3. Das Berufungsurteil kann nach alledem keinen Bestand haben. Die Zurückverweisung, bei der der Senat von der Möglichkeit des § 563 Abs. 1 Satz 2 ZPO Gebrauch macht, gibt dem Berufungsgericht nunmehr Gelegenheit, in eine Sachprüfung der von der Beklagten erhobenen Angriffe gegen das landgerichtliche Urteil einzutreten. Eine Verjährung des Amtshaftungsanspruchs - die sich hier noch nach § 852 BGB a.F. richtet - ist allerdings nicht eingetreten. Sie war hier nach § 209 Abs. 1 BGB a.F. durch die Inanspruchnahme verwaltungsgerichtlichen Primärrechtsschutzes zunächst unterbrochen worden (st.

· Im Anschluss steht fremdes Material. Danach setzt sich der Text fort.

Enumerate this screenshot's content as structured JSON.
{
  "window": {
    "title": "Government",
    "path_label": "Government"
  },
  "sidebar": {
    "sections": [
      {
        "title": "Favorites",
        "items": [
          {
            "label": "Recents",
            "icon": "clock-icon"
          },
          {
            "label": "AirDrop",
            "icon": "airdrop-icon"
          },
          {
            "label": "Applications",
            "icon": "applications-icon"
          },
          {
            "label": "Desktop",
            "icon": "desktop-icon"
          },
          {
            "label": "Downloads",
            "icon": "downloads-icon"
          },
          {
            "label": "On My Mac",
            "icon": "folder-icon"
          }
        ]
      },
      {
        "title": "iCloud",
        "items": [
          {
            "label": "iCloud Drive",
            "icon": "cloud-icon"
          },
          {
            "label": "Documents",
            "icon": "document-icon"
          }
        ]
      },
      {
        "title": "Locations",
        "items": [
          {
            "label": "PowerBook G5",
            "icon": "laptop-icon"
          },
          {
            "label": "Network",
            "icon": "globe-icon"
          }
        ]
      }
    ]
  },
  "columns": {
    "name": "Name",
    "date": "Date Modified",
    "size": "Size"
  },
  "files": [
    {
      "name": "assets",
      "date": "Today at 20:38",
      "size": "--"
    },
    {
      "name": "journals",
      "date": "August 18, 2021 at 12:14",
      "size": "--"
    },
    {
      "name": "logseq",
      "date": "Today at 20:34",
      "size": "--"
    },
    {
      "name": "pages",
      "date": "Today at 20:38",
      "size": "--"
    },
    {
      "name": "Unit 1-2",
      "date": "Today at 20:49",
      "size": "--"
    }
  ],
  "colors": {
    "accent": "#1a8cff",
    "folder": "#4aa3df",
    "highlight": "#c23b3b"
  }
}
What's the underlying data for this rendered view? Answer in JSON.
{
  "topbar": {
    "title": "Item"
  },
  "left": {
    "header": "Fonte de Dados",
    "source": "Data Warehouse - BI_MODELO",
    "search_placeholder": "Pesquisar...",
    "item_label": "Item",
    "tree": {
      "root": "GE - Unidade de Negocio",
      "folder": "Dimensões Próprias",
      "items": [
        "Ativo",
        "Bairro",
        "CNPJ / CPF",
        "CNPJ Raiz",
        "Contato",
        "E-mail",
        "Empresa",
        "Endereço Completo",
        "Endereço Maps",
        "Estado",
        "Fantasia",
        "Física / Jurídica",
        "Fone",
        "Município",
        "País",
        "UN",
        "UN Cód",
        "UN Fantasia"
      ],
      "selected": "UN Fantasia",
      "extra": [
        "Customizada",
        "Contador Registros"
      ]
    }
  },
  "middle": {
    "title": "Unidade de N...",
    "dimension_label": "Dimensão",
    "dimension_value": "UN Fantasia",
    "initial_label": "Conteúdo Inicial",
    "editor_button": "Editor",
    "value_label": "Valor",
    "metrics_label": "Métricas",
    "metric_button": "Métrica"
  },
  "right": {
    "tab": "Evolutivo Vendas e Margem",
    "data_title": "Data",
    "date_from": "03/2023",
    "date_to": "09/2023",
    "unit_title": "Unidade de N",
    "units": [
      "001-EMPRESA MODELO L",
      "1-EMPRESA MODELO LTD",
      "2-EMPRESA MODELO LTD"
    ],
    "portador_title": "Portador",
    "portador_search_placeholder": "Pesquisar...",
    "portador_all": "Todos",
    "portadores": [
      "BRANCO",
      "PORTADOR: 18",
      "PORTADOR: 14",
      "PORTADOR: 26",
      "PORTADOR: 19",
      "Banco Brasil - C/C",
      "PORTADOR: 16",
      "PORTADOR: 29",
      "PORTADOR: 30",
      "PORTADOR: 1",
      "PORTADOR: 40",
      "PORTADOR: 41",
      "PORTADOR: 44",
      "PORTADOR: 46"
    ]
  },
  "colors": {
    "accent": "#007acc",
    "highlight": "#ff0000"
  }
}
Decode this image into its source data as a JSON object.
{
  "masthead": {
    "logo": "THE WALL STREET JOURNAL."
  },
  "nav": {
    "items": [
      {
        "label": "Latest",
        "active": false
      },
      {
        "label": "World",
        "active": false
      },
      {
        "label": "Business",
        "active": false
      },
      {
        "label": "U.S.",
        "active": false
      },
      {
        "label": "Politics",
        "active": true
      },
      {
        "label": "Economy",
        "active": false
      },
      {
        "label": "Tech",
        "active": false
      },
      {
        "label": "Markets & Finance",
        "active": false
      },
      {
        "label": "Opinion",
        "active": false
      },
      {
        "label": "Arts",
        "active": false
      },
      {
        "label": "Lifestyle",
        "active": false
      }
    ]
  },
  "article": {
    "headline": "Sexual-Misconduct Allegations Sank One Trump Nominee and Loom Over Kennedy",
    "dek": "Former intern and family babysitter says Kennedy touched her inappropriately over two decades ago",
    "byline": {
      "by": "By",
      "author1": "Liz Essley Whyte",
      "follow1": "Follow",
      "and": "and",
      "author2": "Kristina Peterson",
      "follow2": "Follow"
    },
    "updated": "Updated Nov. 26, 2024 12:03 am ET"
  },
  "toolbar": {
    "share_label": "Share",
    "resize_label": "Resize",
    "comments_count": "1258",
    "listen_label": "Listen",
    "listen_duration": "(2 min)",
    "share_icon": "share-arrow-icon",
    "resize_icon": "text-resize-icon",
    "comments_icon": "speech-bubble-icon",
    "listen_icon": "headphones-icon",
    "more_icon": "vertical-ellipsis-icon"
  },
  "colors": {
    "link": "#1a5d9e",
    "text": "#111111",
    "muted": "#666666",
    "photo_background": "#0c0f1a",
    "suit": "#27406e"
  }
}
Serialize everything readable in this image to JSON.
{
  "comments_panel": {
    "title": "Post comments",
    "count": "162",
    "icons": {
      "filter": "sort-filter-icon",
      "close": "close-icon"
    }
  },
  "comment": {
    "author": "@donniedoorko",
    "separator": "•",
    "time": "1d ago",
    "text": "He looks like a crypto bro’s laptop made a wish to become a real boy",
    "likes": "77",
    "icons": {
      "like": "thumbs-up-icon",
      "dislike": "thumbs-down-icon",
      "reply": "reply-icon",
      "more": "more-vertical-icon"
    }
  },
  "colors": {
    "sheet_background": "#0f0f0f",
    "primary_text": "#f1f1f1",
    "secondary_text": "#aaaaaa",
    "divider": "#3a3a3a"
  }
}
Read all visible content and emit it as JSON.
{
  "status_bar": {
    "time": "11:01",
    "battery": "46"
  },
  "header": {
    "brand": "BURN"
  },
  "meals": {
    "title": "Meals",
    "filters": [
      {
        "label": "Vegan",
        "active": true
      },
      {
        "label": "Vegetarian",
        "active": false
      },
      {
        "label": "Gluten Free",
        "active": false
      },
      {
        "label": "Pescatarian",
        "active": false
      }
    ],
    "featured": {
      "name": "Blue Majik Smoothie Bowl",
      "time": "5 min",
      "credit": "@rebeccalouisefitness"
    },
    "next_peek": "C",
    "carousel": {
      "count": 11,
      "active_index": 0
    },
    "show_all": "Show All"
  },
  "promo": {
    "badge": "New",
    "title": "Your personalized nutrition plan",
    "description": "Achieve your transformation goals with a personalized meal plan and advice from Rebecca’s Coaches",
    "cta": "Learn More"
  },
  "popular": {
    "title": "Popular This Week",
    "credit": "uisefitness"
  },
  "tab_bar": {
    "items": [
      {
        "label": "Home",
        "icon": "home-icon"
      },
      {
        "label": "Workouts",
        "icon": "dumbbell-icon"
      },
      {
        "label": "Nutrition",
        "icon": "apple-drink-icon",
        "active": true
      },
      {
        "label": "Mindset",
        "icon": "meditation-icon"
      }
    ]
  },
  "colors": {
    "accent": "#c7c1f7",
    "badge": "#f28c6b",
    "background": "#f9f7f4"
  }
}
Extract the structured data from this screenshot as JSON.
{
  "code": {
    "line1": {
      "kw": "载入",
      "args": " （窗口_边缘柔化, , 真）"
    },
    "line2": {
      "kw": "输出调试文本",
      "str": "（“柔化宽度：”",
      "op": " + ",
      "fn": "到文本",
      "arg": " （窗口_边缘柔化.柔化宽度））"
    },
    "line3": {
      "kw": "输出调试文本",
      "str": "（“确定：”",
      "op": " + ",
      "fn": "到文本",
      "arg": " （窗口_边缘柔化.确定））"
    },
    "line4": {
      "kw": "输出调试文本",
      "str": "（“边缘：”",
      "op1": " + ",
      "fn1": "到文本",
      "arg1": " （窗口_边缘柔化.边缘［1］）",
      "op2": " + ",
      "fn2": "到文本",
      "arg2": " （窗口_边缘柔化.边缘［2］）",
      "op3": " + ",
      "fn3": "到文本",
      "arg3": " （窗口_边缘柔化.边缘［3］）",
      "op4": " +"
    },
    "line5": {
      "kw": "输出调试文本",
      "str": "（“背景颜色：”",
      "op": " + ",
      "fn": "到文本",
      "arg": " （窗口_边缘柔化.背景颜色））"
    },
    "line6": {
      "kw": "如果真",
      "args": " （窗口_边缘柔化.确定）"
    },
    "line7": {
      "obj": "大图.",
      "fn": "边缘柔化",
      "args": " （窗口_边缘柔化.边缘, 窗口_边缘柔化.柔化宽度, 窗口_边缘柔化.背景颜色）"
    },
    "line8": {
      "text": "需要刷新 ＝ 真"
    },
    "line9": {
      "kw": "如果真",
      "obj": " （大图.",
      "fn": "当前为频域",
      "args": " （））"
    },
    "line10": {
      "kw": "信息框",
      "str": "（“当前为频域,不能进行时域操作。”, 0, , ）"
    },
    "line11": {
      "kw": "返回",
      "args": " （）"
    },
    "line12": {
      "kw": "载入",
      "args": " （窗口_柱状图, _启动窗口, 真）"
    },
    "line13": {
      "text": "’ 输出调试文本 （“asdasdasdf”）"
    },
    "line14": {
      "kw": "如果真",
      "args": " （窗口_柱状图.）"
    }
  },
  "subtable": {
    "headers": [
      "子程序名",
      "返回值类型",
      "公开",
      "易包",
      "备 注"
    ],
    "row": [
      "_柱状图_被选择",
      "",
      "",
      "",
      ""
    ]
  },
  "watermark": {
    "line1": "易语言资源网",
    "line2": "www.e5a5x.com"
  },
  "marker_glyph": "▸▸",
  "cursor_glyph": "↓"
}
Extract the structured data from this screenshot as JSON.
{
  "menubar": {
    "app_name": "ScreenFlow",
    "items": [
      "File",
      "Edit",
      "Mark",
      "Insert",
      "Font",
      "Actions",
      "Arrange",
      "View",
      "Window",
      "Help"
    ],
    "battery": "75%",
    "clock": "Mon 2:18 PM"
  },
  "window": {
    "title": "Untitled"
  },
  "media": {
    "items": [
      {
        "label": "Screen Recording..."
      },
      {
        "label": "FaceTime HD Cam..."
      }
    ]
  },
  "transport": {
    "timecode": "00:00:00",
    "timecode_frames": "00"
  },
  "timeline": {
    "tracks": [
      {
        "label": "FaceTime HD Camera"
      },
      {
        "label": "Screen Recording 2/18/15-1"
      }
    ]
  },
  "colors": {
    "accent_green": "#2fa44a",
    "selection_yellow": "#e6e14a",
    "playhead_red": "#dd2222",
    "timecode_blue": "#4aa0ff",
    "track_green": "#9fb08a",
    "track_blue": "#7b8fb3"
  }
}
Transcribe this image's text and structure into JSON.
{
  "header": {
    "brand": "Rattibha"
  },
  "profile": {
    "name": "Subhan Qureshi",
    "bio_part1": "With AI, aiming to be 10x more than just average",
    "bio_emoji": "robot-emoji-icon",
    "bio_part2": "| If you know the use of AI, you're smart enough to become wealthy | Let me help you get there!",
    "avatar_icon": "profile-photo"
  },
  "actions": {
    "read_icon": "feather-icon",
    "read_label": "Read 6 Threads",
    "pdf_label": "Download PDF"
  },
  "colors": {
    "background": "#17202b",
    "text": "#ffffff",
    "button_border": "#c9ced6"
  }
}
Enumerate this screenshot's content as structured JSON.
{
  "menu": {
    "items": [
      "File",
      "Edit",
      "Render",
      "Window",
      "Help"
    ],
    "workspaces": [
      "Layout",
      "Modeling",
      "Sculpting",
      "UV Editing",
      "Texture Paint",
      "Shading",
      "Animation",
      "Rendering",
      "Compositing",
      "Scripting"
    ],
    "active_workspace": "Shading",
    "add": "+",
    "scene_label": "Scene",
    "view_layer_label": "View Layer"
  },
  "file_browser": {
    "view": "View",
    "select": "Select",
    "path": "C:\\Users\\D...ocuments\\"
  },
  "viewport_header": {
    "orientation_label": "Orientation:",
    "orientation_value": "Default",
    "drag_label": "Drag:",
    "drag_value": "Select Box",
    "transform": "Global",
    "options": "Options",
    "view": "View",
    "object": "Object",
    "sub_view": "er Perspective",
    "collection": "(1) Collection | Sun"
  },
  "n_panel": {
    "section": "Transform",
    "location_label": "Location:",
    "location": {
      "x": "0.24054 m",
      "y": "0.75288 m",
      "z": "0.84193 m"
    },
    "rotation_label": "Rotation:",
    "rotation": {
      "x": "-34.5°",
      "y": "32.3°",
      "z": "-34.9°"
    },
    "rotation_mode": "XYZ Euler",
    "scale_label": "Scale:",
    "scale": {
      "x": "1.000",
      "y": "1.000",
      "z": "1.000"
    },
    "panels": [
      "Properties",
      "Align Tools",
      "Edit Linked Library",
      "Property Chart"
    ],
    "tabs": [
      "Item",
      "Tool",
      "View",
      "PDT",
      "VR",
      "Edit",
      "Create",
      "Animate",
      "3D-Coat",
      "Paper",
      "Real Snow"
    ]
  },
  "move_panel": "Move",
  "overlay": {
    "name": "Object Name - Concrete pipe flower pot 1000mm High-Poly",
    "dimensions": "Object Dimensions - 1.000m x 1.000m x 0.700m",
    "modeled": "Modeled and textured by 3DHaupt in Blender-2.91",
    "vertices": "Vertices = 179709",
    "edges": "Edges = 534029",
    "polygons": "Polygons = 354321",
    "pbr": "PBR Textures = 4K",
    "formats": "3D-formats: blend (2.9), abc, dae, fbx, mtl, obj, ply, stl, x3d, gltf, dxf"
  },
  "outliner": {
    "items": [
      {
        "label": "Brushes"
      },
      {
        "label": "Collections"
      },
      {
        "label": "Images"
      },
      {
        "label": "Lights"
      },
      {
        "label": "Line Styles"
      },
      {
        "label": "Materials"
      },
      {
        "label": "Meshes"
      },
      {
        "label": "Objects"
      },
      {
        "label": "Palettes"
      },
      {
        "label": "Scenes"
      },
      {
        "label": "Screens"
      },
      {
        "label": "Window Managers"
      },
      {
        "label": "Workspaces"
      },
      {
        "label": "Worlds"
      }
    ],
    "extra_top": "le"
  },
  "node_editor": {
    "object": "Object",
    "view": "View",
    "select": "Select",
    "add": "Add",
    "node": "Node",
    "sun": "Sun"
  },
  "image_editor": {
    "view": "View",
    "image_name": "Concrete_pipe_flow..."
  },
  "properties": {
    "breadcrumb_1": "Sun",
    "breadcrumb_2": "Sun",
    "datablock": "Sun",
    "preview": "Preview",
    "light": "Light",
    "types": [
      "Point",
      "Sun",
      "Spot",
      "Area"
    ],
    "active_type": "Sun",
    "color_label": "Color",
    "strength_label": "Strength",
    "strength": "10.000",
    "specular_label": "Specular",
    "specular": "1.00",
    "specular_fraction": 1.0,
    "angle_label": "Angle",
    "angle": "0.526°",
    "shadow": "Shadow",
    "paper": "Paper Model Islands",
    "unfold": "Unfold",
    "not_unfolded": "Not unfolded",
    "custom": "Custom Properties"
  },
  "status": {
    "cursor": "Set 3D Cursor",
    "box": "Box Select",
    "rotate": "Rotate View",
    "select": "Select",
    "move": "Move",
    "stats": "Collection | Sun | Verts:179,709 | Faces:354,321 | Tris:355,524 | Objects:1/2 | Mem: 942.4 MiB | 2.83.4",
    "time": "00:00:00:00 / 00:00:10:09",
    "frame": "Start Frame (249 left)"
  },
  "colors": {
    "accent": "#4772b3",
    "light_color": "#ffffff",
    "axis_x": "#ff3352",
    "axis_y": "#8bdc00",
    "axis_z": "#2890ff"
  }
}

Senats-Rspr. seit BGHZ 95, 238; s. Staudinger/Wurm, BGB 13. Bearb. [2002] § 839 Rn. 397 m.zahlr.w.N.). Diese Unterbrechung dauerte fort, bis der Verwaltungsprozeß durch den Vergleich vom 1. Juli 1998 "anderweit erledigt" wurde (§ 211 Abs. 1 BGB a.F.). Die Klageschrift ist spätestens am 2. Juli 2001, einem Montag, eingegangen, mithin rechtzeitig (§ 193 BGB; § 270 Abs. 3 ZPO a.F.).